2.17 Earnings Per Share
Basic earnings per share is calculated by dividing the net profit or loss for the year attributable to equity shareholders by the weighted average number of equity shares outstanding during the year.
For the purpose of calculating diluted earnings per share, the net profit or loss for the year attributable to equity shareholders and the weighted average number of shares outstanding during the year are adjusted for the effects of all dilutive potential equity shares.
2.18 Segment Information
The Company has identified “Domestic Appliances" as a only reportable segment based on the manner in which operating results are reviewed by the Chief Operating Decision Maker (CODM).
2.19 Prior Period
Errors of material amount relating to prior period(s) are disclosed by a note with nature of prior period errors, amount of correction of each such prior period presented retrospectively, to the extent practicable along with change in basic and diluted earnings per share. However where retrospective restatement is not practicable for a particular period then the circumstances that led to the existence of that condition and the description of how and from where the error is corrected are disclosed in notes forming part of Financial statements.
2.20 Cash Flow Statement
Cash flow statement is prepared in accordance with the indirect method prescribed in Ind AS 7 ‘Statement of Cash Flows'.

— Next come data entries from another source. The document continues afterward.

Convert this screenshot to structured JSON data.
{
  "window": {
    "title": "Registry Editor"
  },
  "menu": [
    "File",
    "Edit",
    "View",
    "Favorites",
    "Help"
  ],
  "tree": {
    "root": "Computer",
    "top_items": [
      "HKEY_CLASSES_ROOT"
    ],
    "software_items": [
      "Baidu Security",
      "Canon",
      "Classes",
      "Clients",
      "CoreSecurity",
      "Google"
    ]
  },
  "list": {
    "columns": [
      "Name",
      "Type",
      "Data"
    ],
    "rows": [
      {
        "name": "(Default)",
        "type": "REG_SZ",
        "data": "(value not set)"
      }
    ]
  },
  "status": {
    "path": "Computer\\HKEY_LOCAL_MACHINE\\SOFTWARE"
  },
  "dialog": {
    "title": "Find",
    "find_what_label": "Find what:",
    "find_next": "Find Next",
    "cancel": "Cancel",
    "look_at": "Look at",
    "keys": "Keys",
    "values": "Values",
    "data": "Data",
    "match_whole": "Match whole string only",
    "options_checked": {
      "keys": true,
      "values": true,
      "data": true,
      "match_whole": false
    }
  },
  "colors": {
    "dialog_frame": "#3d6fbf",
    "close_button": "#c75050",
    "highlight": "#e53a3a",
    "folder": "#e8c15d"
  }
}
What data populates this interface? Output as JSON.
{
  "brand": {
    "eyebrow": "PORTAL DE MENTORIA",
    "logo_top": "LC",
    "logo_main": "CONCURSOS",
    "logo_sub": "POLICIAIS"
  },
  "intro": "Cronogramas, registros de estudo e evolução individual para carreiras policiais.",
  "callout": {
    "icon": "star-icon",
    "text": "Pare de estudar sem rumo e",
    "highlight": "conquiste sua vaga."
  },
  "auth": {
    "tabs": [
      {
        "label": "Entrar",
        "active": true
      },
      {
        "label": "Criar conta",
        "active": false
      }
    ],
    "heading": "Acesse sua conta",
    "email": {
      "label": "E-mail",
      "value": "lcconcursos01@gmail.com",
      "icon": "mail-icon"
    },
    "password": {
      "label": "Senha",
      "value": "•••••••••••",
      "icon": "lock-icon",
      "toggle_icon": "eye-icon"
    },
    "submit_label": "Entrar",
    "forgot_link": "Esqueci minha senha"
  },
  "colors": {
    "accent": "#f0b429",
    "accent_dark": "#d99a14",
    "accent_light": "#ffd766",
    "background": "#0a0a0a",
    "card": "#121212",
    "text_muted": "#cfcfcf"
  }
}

Cash flows are reported using the indirect method, whereby profit/ (loss) before tax is adjusted for the effects of transactions of non cash nature and any deferrals or accruals of past or future cash receipts or payments. Cash flow for the year is classified as operating, investing and financing activities.
2.21 Critical Estimates & Judgements
The preparation of financial statements in conformity with the generally accepted accounting principles requires management to make certain estimates and assumptions that affect the reported amount of assets and liabilities as of the balance sheet date and reported revenue and expenses for the year and disclosure of contingent liabilities as of the date of balance sheet. The estimates and assumptions used in the accompanying financial statements are based upon the management's evaluation of the relevant circumstances as of the date of financial statements. Actual amounts could differ from these estimates.
2.22 Rounding of Amounts
All amounts disclosed in the financial statements and notes are presented in INR lakhs and has been rounded off to two decimals as per the requirements of Division II of schedule III to the Act, unless otherwise stated.